Industrial networks consist of multiple industrial nodes interacting with each other through material exchanges that support the overall production goal of the network. These industrial networks exhibit complex nonlinear dynamics arising due to the multiscale nature of interactions among industries and the inherent dynamics of each industrial node. Furthermore, these overall dynamics have a significant impact on the sustainable design of these networks, along with the resource consumption and emission dynamics of the overall network. However, understanding the overall dynamics of industrial networks is challenging as digital models do not exist for the whole network dynamics, especially for emerging industrial systems, and simulative analyses of the same can be computationally expensive.

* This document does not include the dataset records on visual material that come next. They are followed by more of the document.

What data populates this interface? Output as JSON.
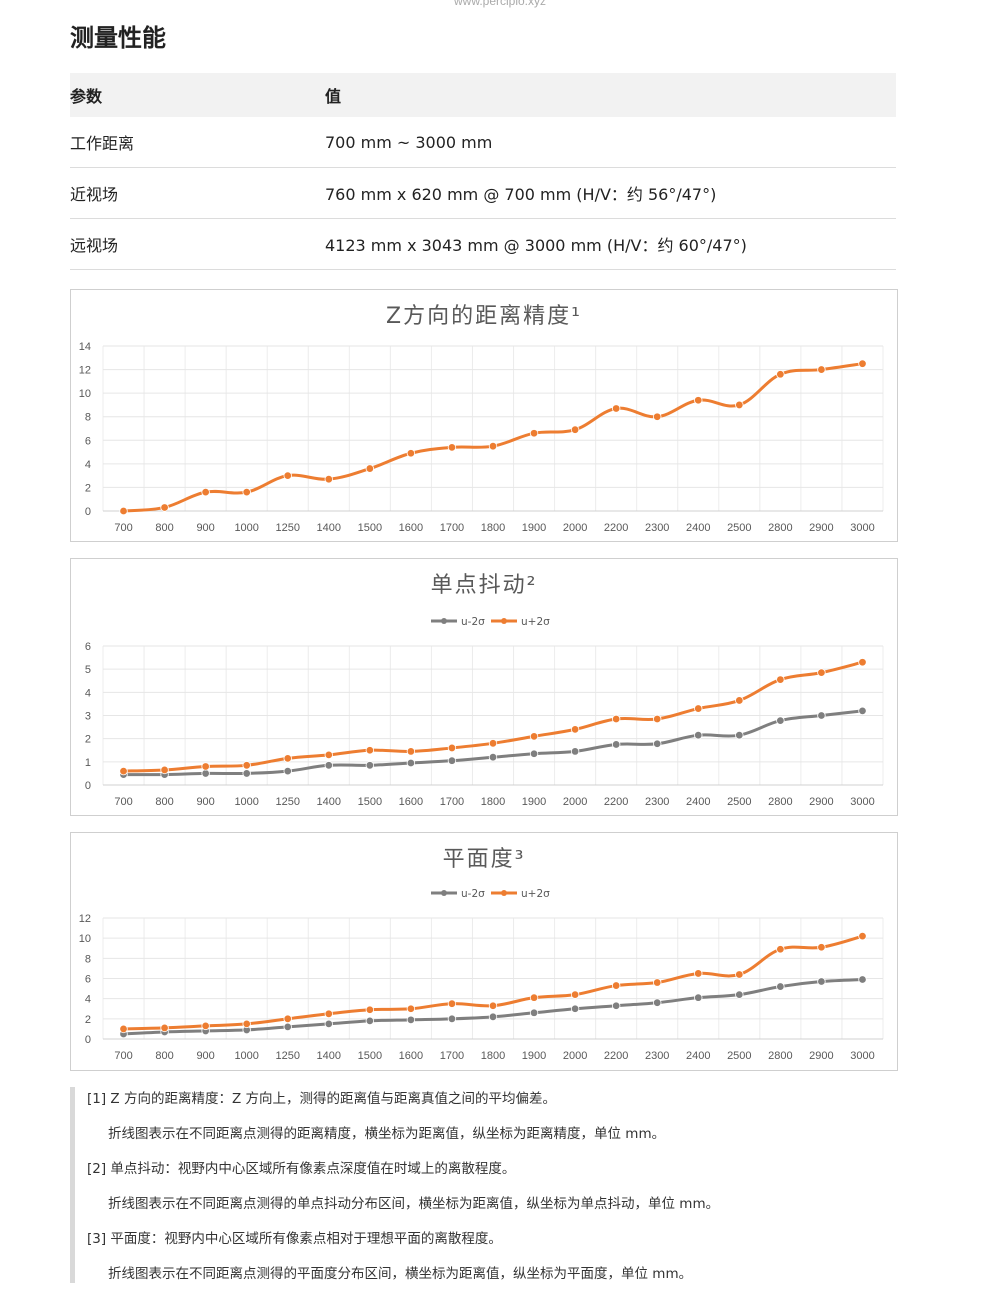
{
  "header": {
    "url": "www.percipio.xyz",
    "title": "测量性能"
  },
  "spec_table": {
    "headers": [
      "参数",
      "值"
    ],
    "rows": [
      {
        "param": "工作距离",
        "value": "700 mm ~ 3000 mm"
      },
      {
        "param": "近视场",
        "value": "760 mm x 620 mm @ 700 mm (H/V：约 56°/47°)"
      },
      {
        "param": "远视场",
        "value": "4123 mm x 3043 mm @ 3000 mm (H/V：约 60°/47°)"
      }
    ]
  },
  "chart_data": [
    {
      "type": "line",
      "title": "Z方向的距离精度¹",
      "categories": [
        "700",
        "800",
        "900",
        "1000",
        "1250",
        "1400",
        "1500",
        "1600",
        "1700",
        "1800",
        "1900",
        "2000",
        "2200",
        "2300",
        "2400",
        "2500",
        "2800",
        "2900",
        "3000"
      ],
      "series": [
        {
          "values": [
            0.0,
            0.3,
            1.6,
            1.6,
            3.0,
            2.7,
            3.6,
            4.9,
            5.4,
            5.5,
            6.6,
            6.9,
            8.7,
            8.0,
            9.4,
            9.0,
            11.6,
            12.0,
            12.5
          ],
          "color": "#ed7d31"
        }
      ],
      "ylim": [
        0,
        14
      ],
      "yticks": [
        0,
        2,
        4,
        6,
        8,
        10,
        12,
        14
      ],
      "grid": true,
      "legend": "none"
    },
    {
      "type": "line",
      "title": "单点抖动²",
      "categories": [
        "700",
        "800",
        "900",
        "1000",
        "1250",
        "1400",
        "1500",
        "1600",
        "1700",
        "1800",
        "1900",
        "2000",
        "2200",
        "2300",
        "2400",
        "2500",
        "2800",
        "2900",
        "3000"
      ],
      "series": [
        {
          "name": "u-2σ",
          "values": [
            0.45,
            0.45,
            0.5,
            0.5,
            0.6,
            0.85,
            0.85,
            0.95,
            1.05,
            1.2,
            1.35,
            1.45,
            1.75,
            1.78,
            2.15,
            2.15,
            2.78,
            3.0,
            3.2
          ],
          "color": "#7f7f7f"
        },
        {
          "name": "u+2σ",
          "values": [
            0.6,
            0.65,
            0.8,
            0.85,
            1.15,
            1.3,
            1.5,
            1.45,
            1.6,
            1.8,
            2.1,
            2.4,
            2.85,
            2.85,
            3.3,
            3.65,
            4.55,
            4.85,
            5.3
          ],
          "color": "#ed7d31"
        }
      ],
      "ylim": [
        0,
        6
      ],
      "yticks": [
        0,
        1,
        2,
        3,
        4,
        5,
        6
      ],
      "grid": true,
      "legend": "top-center"
    },
    {
      "type": "line",
      "title": "平面度³",
      "categories": [
        "700",
        "800",
        "900",
        "1000",
        "1250",
        "1400",
        "1500",
        "1600",
        "1700",
        "1800",
        "1900",
        "2000",
        "2200",
        "2300",
        "2400",
        "2500",
        "2800",
        "2900",
        "3000"
      ],
      "series": [
        {
          "name": "u-2σ",
          "values": [
            0.5,
            0.7,
            0.8,
            0.9,
            1.2,
            1.5,
            1.8,
            1.9,
            2.0,
            2.2,
            2.6,
            3.0,
            3.3,
            3.6,
            4.1,
            4.4,
            5.2,
            5.7,
            5.9
          ],
          "color": "#7f7f7f"
        },
        {
          "name": "u+2σ",
          "values": [
            1.0,
            1.1,
            1.3,
            1.5,
            2.0,
            2.5,
            2.9,
            3.0,
            3.5,
            3.3,
            4.1,
            4.4,
            5.3,
            5.6,
            6.5,
            6.4,
            8.9,
            9.1,
            10.2
          ],
          "color": "#ed7d31"
        }
      ],
      "ylim": [
        0,
        12
      ],
      "yticks": [
        0,
        2,
        4,
        6,
        8,
        10,
        12
      ],
      "grid": true,
      "legend": "top-center"
    }
  ],
  "notes": [
    {
      "title": "[1] Z 方向的距离精度：Z 方向上，测得的距离值与距离真值之间的平均偏差。",
      "body": "折线图表示在不同距离点测得的距离精度，横坐标为距离值，纵坐标为距离精度，单位 mm。"
    },
    {
      "title": "[2] 单点抖动：视野内中心区域所有像素点深度值在时域上的离散程度。",
      "body": "折线图表示在不同距离点测得的单点抖动分布区间，横坐标为距离值，纵坐标为单点抖动，单位 mm。"
    },
    {
      "title": "[3] 平面度：视野内中心区域所有像素点相对于理想平面的离散程度。",
      "body": "折线图表示在不同距离点测得的平面度分布区间，横坐标为距离值，纵坐标为平面度，单位 mm。"
    }
  ]
}
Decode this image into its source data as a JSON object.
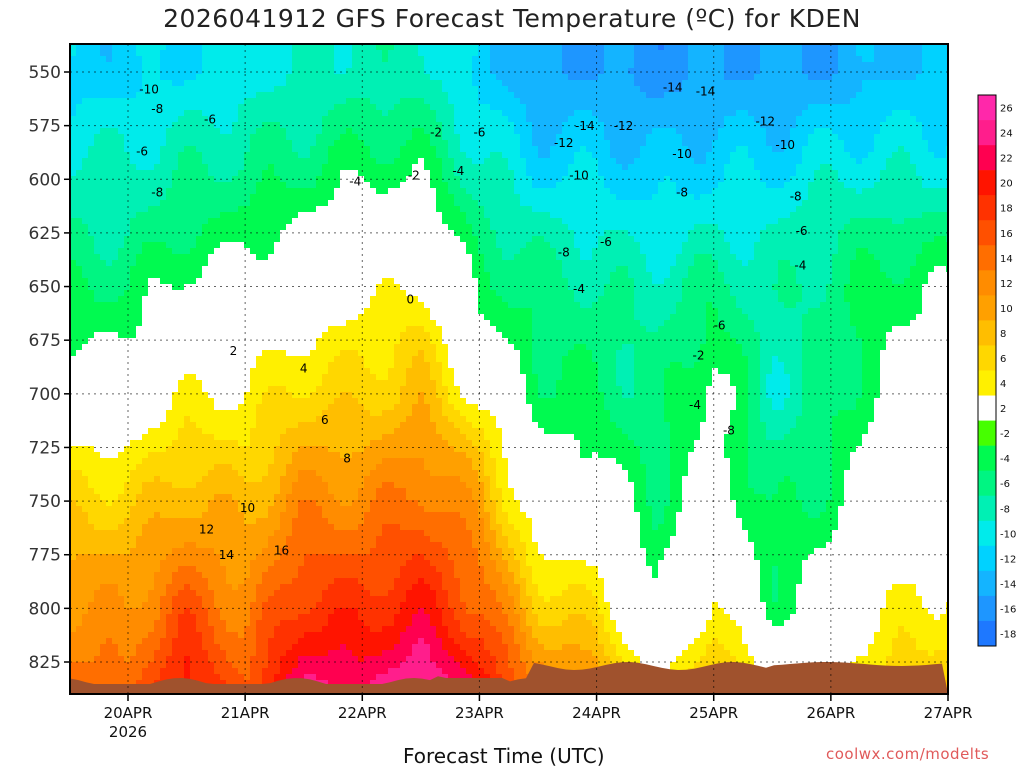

To overcome this limitation, we propose a hybrid mechanistic machine learning approach based on data-driven system identification to build surrogate dynamic models of industrial nodes, which can be coupled to evaluate the overall industrial network dynamics. Furthermore, we propose utilizing the overall network dynamics to quantify the dynamic carbon footprint and design of industrial networks for a maximum carbon sink. We apply our methodology to evaluate the dynamic carbon footprint of an algal-biodiesel industrial network comprising 5 separate dynamic industrial systems. The redesign of the network with the modified technological parameters informed by overall network dynamics results in an approximately 2% enhanced CO₂ sequestration rate of 29 750.34 kg h⁻¹, with the net CO₂ footprint being accurately calculated as −1485069.47 kg for 50 hours of operation based on the nonlinear model obtained for the network. The dynamic models were also used to analyze the net neutralization time required to completely remove the energy-related CO₂ emissions using this specific algal biodiesel network for a specific region in a particular year, providing insights into the potential of this technology to meet the climate mitigation goals. Hence, the proposed approach establishes a pathway to evaluate industrial network dynamics for any emerging system by relying on mechanistic models and data-driven system identification and informing the sustainable design of future industrial networks.